Upon receiving the petition the Office of the Clerk undertook a counting and sampling process. Once the signatures had been counted, a sample of signatures was taken using a methodology provided by the Government Statistician.

It’s a good question and I’d already thought of writing about it, so the commenter is getting a temporary reprieve from banishment for not providing a full name.  I don’t know for certain, and the details don’t seem to have been published, which is a pity — they would be interesting and educationally useful, and there doesn’t seem to be any need for confidentiality.

While I can’t be certain, I think it’s very likely that the Government Statistician provided the estimation methodology from Statistics New Zealand Working Paper No 10-04, which reviews and extends earlier research on petition counting.

There are several issues that need to be considered

  • removing signatures that don’t come with the required information
  • estimating the number of eligible vs ineligible signatures
  • estimating the number of duplicates
  • estimating the margin of error in the estimate
  • deciding what level of uncertainty is acceptable

The signatures without the required information are removed completely; that’s not based on sampling.  Estimating eligible vs ineligible signatures is fairly easy by checking a sufficiently-large random sample — in fact, they use a systematic sample, taking names at regular intervals through the petition list, which tends to give more precise results and to be more auditable.  
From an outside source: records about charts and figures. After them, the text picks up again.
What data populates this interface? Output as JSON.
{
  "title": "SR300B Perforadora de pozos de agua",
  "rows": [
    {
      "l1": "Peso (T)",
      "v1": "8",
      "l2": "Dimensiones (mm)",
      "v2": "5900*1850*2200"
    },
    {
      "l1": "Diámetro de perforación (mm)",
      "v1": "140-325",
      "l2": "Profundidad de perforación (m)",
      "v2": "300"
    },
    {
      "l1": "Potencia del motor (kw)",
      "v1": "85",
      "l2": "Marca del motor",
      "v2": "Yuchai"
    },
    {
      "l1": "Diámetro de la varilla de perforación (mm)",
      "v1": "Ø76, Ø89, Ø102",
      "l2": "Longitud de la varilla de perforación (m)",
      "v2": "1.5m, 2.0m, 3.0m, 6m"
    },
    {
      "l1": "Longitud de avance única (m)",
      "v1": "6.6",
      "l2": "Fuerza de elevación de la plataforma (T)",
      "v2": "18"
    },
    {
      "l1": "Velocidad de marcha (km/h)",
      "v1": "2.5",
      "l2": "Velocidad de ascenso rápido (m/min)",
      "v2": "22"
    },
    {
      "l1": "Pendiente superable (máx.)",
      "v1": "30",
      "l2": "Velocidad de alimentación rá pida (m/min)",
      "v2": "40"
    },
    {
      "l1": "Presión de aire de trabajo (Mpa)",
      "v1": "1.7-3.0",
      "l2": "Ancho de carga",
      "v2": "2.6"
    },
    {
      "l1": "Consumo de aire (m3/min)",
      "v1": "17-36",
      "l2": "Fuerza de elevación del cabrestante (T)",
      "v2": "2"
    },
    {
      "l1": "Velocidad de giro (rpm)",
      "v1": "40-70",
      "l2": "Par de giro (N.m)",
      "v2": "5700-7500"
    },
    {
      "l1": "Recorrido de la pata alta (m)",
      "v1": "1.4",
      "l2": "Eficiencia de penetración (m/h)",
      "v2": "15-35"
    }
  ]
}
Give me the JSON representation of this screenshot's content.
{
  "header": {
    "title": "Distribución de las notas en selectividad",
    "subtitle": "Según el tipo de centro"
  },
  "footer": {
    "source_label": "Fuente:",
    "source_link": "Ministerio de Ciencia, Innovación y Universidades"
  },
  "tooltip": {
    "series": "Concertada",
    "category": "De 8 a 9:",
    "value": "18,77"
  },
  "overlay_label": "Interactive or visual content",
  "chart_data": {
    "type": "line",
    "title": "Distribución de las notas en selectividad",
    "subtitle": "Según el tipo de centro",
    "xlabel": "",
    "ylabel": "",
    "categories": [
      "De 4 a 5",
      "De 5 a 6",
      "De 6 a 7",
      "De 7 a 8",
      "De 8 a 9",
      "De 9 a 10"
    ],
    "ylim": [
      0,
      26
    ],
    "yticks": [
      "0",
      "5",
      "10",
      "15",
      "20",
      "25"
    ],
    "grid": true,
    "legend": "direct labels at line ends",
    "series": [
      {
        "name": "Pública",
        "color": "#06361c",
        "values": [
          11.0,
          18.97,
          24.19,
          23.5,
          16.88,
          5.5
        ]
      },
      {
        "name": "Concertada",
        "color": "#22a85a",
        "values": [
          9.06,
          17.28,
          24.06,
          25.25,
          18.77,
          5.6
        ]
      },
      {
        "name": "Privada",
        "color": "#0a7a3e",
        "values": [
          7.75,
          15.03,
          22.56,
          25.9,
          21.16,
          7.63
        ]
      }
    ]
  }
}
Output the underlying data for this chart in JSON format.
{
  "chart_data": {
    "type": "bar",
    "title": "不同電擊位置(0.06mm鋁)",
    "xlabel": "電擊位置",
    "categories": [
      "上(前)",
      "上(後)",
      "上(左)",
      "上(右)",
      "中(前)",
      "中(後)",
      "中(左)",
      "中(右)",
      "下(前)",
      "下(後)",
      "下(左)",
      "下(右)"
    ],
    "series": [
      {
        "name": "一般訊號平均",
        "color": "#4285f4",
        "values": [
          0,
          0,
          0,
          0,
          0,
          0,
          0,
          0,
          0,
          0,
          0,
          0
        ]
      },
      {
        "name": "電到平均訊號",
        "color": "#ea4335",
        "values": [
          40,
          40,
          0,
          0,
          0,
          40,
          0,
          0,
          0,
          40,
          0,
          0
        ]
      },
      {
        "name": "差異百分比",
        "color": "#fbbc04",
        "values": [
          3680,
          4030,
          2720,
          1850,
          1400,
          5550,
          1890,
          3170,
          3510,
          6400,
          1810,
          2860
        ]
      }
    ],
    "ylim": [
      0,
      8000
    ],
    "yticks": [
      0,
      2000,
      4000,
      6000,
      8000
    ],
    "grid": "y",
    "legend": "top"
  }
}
Estimating unique signatures is  tricky, because if you halve your sample size, you expect to see 1/4 as many duplicates, 1/8 as many triplicates, and so on. The key part of the working paper shows how to scale up the the sample data on eligible, ineligible, and duplicate, triplicate, etc, signatures to get the unique unbiased estimator of the number of valid signatures and its variance.

Once the level of uncertainty is specified, the formulas tell you what sample size to verify and what to do with the results.  I don’t know how the sample size is chosen, but it wouldn’t take a very large sample to get the uncertainty down to a few thousand, which would be good enough.   In fact, since the methodology is public and the parties have access to the electoral roll in electronic form, it’s a bit surprising that the petition organisers didn’t run a quick check themselves before submitting it.